Michelin’s load rating explanation makes that point clearly: a higher-rated tire may be fitted, yet it does not raise the vehicle’s allowed load. The suspension, brakes, wheels, axle limits, and placard still decide what the vehicle can carry.
When 113 Is Not Enough
If your placard calls for more than 113, then 113 is too low even if the tire size looks right. This comes up on heavier trim levels, loaded vans, towing setups, and some LT applications. A tire shop may show you several tires in the same size. The size match is only step one.
Also watch for mixed markings. A passenger tire with a 113 XL marking and an LT tire with a similar-looking number are not always direct substitutes. Construction, pressure range, ride feel, and carrying behavior can differ.
How Load Index 113 Fits Into The Full Tire Code
One reason shoppers get lost is that the sidewall piles many marks into one line. Here is a cleaner way to read it:
- Tire size tells you width, aspect ratio, construction, and wheel diameter.
- Load index tells you the carrying rating for one tire.
- Speed symbol tells you the speed class tied to that service description.
- Extra markings such as XL, SL, or LT add more detail about construction and pressure range.
Once you split the code that way, 113 stops looking mysterious. It is just the load piece of the service description. It tells you the tire belongs in the heavier end of mainstream passenger and light-truck use.

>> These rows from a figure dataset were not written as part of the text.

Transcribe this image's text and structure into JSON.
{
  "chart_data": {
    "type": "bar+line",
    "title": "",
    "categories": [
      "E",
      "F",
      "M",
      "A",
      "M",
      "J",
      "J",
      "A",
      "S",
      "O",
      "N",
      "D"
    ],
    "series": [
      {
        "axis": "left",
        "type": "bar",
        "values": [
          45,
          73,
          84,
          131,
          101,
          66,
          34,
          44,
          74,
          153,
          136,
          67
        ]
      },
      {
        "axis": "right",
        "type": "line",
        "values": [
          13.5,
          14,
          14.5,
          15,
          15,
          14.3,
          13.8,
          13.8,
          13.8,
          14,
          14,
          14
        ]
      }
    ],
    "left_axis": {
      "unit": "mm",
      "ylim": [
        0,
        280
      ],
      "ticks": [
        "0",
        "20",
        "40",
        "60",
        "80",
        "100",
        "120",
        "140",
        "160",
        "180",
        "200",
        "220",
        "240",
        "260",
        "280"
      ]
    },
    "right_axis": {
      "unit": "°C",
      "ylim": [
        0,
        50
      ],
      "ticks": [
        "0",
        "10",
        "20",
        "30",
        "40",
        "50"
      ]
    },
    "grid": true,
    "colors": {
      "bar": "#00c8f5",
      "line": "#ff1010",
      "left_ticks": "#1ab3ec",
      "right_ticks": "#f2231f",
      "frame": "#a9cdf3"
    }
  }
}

| Marking | What It Tells You | What It Does Not Tell You |
|---|---|---|
| 113 | One tire’s max carrying rating | Your full vehicle payload rating |
| H, V, T, etc. | The tire’s speed class | How much cargo you can add |
| XL | Reinforced passenger tire built for higher pressure | That any same-size tire is equal |
| LT | Light-truck construction and its own rating system | A direct match for every P-metric tire |
| Placard pressure | The maker’s cold pressure target | The sidewall max pressure you should run daily |
Common Buying Mistakes Around Load Index 113
The first mistake is shopping by size alone. If the online filter says the tire fits, many buyers stop there. But fitment filters can show several valid choices, and not all of them match the exact spec your vehicle left the factory with.
The second mistake is treating the higher number like bonus payload. It is not. Tires are one part of the vehicle. A stronger tire does not rewrite the placard on the door.
The third mistake is ignoring how the vehicle is used. A lightly loaded commuter SUV, a family hauler with seven people, and a cargo van on weekend runs may all share similar tire sizes, yet their load needs can be quite different.
- Check the placard first.
- Match the load index at minimum.
- Check the speed symbol too.
- Read XL, SL, and LT markings before you buy.
- Set cold pressure to the vehicle maker’s spec after installation.
What 113 Means In Plain English
If you want the plain version, here it is: load index 113 means the tire is rated to carry 2,535 pounds on its own at the proper pressure. That places it in a stronger bracket than the ratings used on many sedans and smaller crossovers.
So if your current tire says 113, don’t swap it for a lower number just because the size matches and the price looks good. The smarter move is to treat 113 as a non-negotiable part of the tire’s spec, then match the rest of the service description around it.
References & Sources
- National Highway Traffic Safety Administration (NHTSA).“Tire Information Placard.”Shows where the placard is located and how drivers should use it for tire pressure and vehicle load checks.
- Michelin.“Tire Load Rating and Speed Rating.”Explains how load ratings work and why a higher-rated tire does not raise the vehicle’s own allowed load.